Last Saturday I was in Salthill for a few hours. It has been about two years since I was in Salthill last. I was amazed again at the grandeur of it; the wide Atlantic breaking in; the long and lovely promenade.
All this would lift your heart. It was a beautiful day, so there were plenty of people out walking on the promenade and even children playing on the beach. Imagine that at the end of October.
Great work has been done by the local authority on that promenade all the way back out past the Claddagh. We took that road in and it was so worth it to see Salthill at its very best.
The venue was the Salthill Hotel. I had stayed there many years ago, but it has been beautifully transformed since then. It is now so modern and so suitable. A wonderful woman, Fiona Killilea, is managing the hotel and she made us feel so very welcome.
So why was I in Salthill?

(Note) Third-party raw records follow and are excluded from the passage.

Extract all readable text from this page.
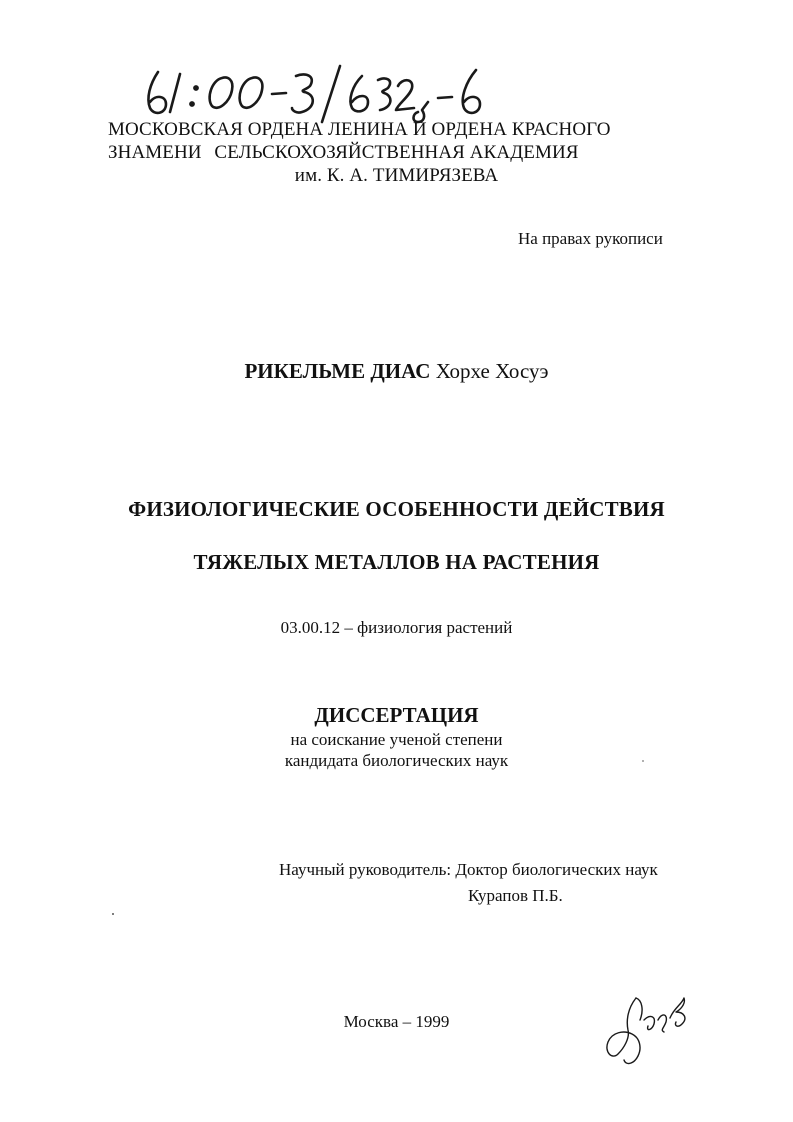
МОСКОВСКАЯ ОРДЕНА ЛЕНИНА И ОРДЕНА КРАСНОГО ЗНАМЕНИ СЕЛЬСКОХОЗЯЙСТВЕННАЯ АКАДЕМИЯ
им. К. А. ТИМИРЯЗЕВА
На правах рукописи
РИКЕЛЬМЕ ДИАС Хорхе Хосуэ
ФИЗИОЛОГИЧЕСКИЕ ОСОБЕННОСТИ ДЕЙСТВИЯ
ТЯЖЕЛЫХ МЕТАЛЛОВ НА РАСТЕНИЯ
03.00.12 – физиология растений
ДИССЕРТАЦИЯ
на соискание ученой степени
кандидата биологических наук
Научный руководитель: Доктор биологических наук
Курапов П.Б.
Москва – 1999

I was there for the purpose of meeting with and promoting Councillor Mary Hoade who is a candidate in the forthcoming General Election. She had gathered together upwards of one hundred people, all enthusiastic, all fired up, all ready to canvass and to support her for the campaign. I also met John Connolly who is the Fianna Fáil candidate in Galway City. Éamon Ó Cuív was doing a clinic out in Maam Cross and so he missed joining us.
It was a very enthusiastic gathering. I had the opportunity to speak with a couple who were all very well versed on all 18 candidates who are now declared and running in Galway West.

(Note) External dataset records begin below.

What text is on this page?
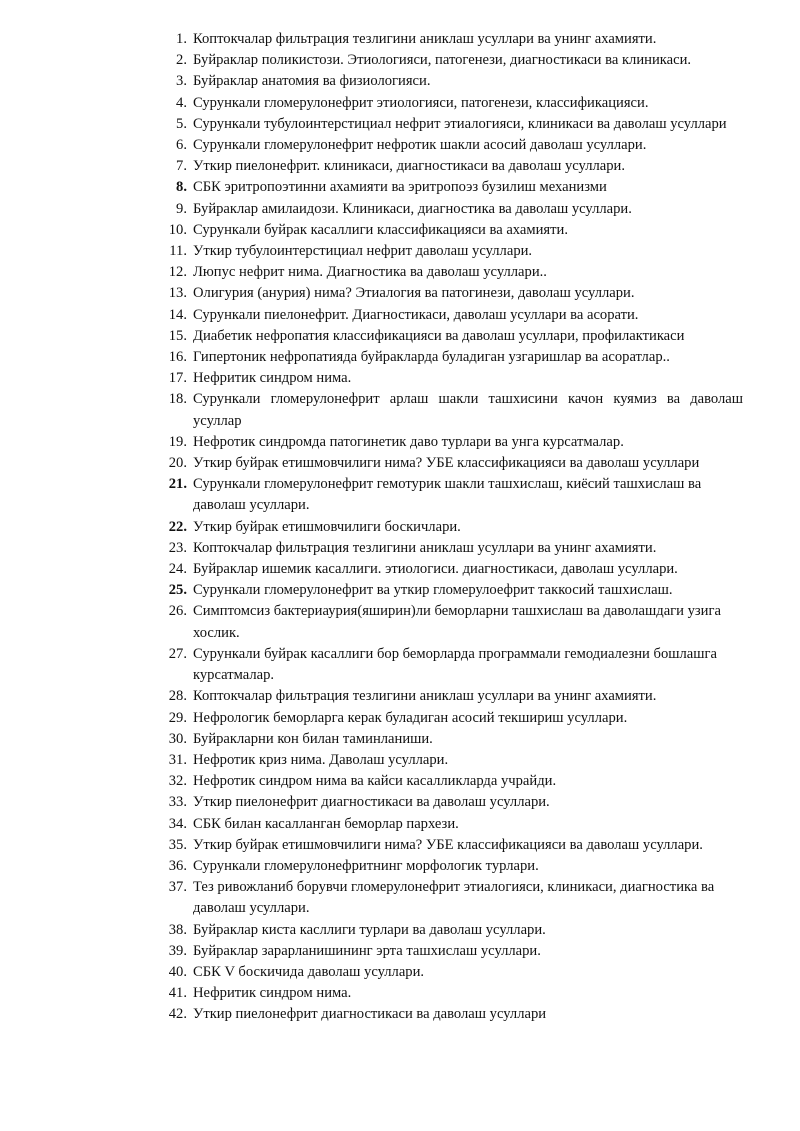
1. Коптокчалар фильтрация тезлигини аниклаш усуллари ва унинг ахамияти.
2. Буйраклар поликистози. Этиологияси, патогенези, диагностикаси ва клиникаси.
3. Буйраклар анатомия ва физиологияси.
4. Сурункали гломерулонефрит этиологияси, патогенези, классификацияси.
5. Сурункали тубулоинтерстициал нефрит этиалогияси, клиникаси ва даволаш усуллари
6. Сурункали гломерулонефрит нефротик шакли асосий даволаш усуллари.
7. Уткир пиелонефрит. клиникаси, диагностикаси ва даволаш усуллари.
8. СБК эритропоэтинни ахамияти ва эритропоэз бузилиш механизми
9. Буйраклар амилаидози. Клиникаси, диагностика ва даволаш усуллари.
10. Сурункали буйрак касаллиги классификацияси ва ахамияти.
11. Уткир тубулоинтерстициал нефрит даволаш усуллари.
12. Люпус нефрит нима. Диагностика ва даволаш усуллари..
13. Олигурия (анурия) нима? Этиалогия ва патогинези, даволаш усуллари.
14. Сурункали пиелонефрит. Диагностикаси, даволаш усуллари ва асорати.
15. Диабетик нефропатия классификацияси ва даволаш усуллари, профилактикаси
16. Гипертоник нефропатияда буйракларда буладиган узгаришлар ва асоратлар..
17. Нефритик синдром нима.
18. Сурункали гломерулонефрит арлаш шакли ташхисини качон куямиз ва даволаш усуллар
19. Нефротик синдромда патогинетик даво турлари ва унга курсатмалар.
20. Уткир буйрак етишмовчилиги нима? УБЕ классификацияси ва даволаш усуллари
21. Сурункали гломерулонефрит гемотурик шакли ташхислаш, киёсий ташхислаш ва даволаш усуллари.
22. Уткир буйрак етишмовчилиги боскичлари.
23. Коптокчалар фильтрация тезлигини аниклаш усуллари ва унинг ахамияти.
24. Буйраклар ишемик касаллиги. этиологиси. диагностикаси, даволаш усуллари.
25. Сурункали гломерулонефрит ва уткир гломерулоефрит таккосий ташхислаш.
26. Симптомсиз бактериаурия(яширин)ли беморларни ташхислаш ва даволашдаги узига хослик.
27. Сурункали буйрак касаллиги бор беморларда программали гемодиалезни бошлашга курсатмалар.
28. Коптокчалар фильтрация тезлигини аниклаш усуллари ва унинг ахамияти.
29. Нефрологик беморларга керак буладиган асосий текшириш усуллари.
30. Буйракларни кон билан таминланиши.
31. Нефротик криз нима. Даволаш усуллари.
32. Нефротик синдром нима ва кайси касалликларда учрайди.
33. Уткир пиелонефрит диагностикаси ва даволаш усуллари.
34. СБК билан касалланган беморлар пархези.
35. Уткир буйрак етишмовчилиги нима? УБЕ классификацияси ва даволаш усуллари.
36. Сурункали гломерулонефритнинг морфологик турлари.
37. Тез ривожланиб борувчи гломерулонефрит этиалогияси, клиникаси, диагностика ва даволаш усуллари.
38. Буйраклар киста касллиги турлари ва даволаш усуллари.
39. Буйраклар зарарланишининг эрта ташхислаш усуллари.
40. СБК V боскичида даволаш усуллари.
41. Нефритик синдром нима.
42. Уткир пиелонефрит диагностикаси ва даволаш усуллари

They agreed with me that Éamon Ó Cuív and John O’Mahony look good for Fianna Fáil and Fine Gael. Councillor Catherine Connolly (Independent ) featured strongly in our discussion, with it being said that she was a fine candidate and would make it this time.
I myself believe that Mary Hoade is the ‘dark horse.’ The surprise in this election will be the votes she will get. She is extremely hard working and has made an amount of inroads into her constituency. Imagine, 18 candidates! I also met an old friend, Josie Conneely of Ballyconneely, and we talked over old times. Altogether, it was a most refreshing ambitious few hours spent in Salthill, and I have great hopes of the outcome for Fianna Fáil there.
To another topic: I want to write for a few minutes about Renua. I always liked Lucinda Creighton. When she was a Junior Minister, I served on a committee in Dáil Éireann with her. Later, I met her in Athlone when she and I took part in an entertaining discussion/dialogue at The Dean Crowe Hall.
Since then I have followed her progress as party leader. I can tell you there is no one working as hard at her job as Lucinda Creighton. She has come out with position papers for her Party. She is constantly searching and getting good candidates all over the country. In my view, Renua Ireland will make a good stab at seven-10 seats in the next General Election. As leader of that Party, Lucinda really deserves a good outcome from all of the work she is doing.
Now, how is the gender quota arrangement working out? Well, Fianna Fáil are at 29 per cent. Fine Gael are in a similar situation. I understand that once all of the conventions have been held for both Parties that each respective election committee sits down and will see where they will add on female women if they are still short of same.
Of course this is the aspect of the gender quota that I hate. I have come across many women who have made it on their own merit, such as Councillor Mary Butler in Waterford who went to a convention in which there were five councillors and she came out as the top runner out of the five. Now there is no gender quota in that she won her spurs by being the best.
There are many other similar examples all over the country, both in Fianna Fáil and Fine Gael. Of course, Labour have more than exceeded their quota of women candidates, likewise Sinn Féin. The RedC Poll last weekend would have left Labour feeling down in the dumps particularly after the great efforts they had put into their part of what would be viewed as a good Budget.
I remain of the view that the polls are not to be believed. They have been proven wrong in the UK where no one ever foresaw that David Cameron and his Conservatives would obtain an overall majority. The polls were wrong in Greece where Syriza beat what were seen as injurious polls to still come out on top.
Just to round up my piece with this last paragraph. What did you think of the amateur dramatics which were played out in Madrid last week when Enda Kenny was over there to link with his European people’s party?
There on foreign soil he told a mixed up jumbled story with himself as hero, having snatched Ireland from the bloodless coup of the Troika, and furthermore involved the Governor of the Central Bank in a conversation which the Governor appears to think he never had with An Taoiseach.
As Enda famously said himself one time, ‘Paddy likes to know the story’. Yes, indeed Paddy likes to know the story, but a real story, not a trumped-up exaggerated version of something that surely never happened.
Happy reading and a happy Halloween to all of you.